Una pianta perenne a portamento arbustivo nota anche Eupatorium adenophorum Sprengè, originaria del Messico  è naturalizzata nell’Australia occidentale, in America, Asia, Africa, Europa meridionale. In pieno sviluppo vegetativo forma folti cespugli tondeggianti formati da steli dritti e ramificati ricoperti da foglie di colore verde, larghe, con forma quasi triangolare e margini dentati. Durante la primavera e l’inizio dell’estate nelle regioni settentrionali e durante la fine dell’estate e l’autunno nelle regioni meridionali, produce numerosi piccoli capolini bianchi riuniti in fitti grappoli sulla punta dei rami.
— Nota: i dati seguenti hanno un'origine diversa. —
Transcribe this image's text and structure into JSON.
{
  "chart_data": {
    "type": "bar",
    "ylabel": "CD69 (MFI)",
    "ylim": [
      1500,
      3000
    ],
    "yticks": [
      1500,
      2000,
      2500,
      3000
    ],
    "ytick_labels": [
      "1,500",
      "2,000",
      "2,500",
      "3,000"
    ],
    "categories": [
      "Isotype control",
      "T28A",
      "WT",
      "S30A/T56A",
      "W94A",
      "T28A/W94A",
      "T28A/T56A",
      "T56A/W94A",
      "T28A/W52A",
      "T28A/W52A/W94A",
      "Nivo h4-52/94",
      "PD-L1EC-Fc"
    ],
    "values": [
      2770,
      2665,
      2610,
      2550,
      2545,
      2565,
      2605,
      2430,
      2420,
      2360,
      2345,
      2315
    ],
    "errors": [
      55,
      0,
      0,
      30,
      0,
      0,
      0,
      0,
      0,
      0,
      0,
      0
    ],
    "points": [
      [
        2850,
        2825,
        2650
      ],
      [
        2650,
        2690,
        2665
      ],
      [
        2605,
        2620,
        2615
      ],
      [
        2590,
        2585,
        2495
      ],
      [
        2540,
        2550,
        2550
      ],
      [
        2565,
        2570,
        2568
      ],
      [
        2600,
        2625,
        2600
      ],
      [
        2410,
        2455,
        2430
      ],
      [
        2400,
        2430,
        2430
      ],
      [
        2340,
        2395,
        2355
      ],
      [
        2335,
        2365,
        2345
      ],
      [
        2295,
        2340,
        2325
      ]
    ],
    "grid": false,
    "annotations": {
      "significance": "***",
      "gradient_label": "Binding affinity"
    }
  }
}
I capolini sono costituiti da numerosi minuscoli fiori bisessuali circondati da due file di brattee verdastre. Dopo la fioritura la pianta porta a maturazione sottili  semi curvi di colore bruno-rossastro o bruno-nerastro sormontati da un pappo (numerosi peli biancastri). I semi vengono dispersi dal vento, dall’acqua e dagli animali a notevole distanza dal luogo di produzione,

L’ageratina adenophora è una pianta tossica per gli animali da pascolo, per l’uomo, soprattutto i bambini e per tale motivo ha vari nomi comuni: erbaccia di gatto, catweed, erbaccia di crofton, diavolo messicano, eupatorio appiccicoso, purora,

Usi

L’ageratina viene coltivata come pianta ornamentale in vaso, nei giardini mediterranei e rocciosi, Per la sua crescita abbastanza rapida e facile viene impiego nel giardinaggio per creare siepi e riempire zone intermedie. Viene usata soprattutto nei giardini acquatici con ampie zone in quanto tende a colonizzare velocemente il terreno circostante per mezzo di rizomi molto ramificati. L’impianto ideale è nei pressi di laghetti o corsi d’acqua non molto profondi con terreno molto umido o anche sommerso d’acqua per qualche centimetro.

Curiosità

Il nome dell’Ageratina deriva dal greco che significa invecchiamento, in riferimento ai fiori che mantengono il loro colore bianco-rosato per lungo tempo. L’ epiteto specifico ligustrina invece deriva dal latino e allude alla somiglianza del suo fogliame molto simile a quello ligustro e per tale motivo viene chiamata anche pianta dalle foglie di ligustro.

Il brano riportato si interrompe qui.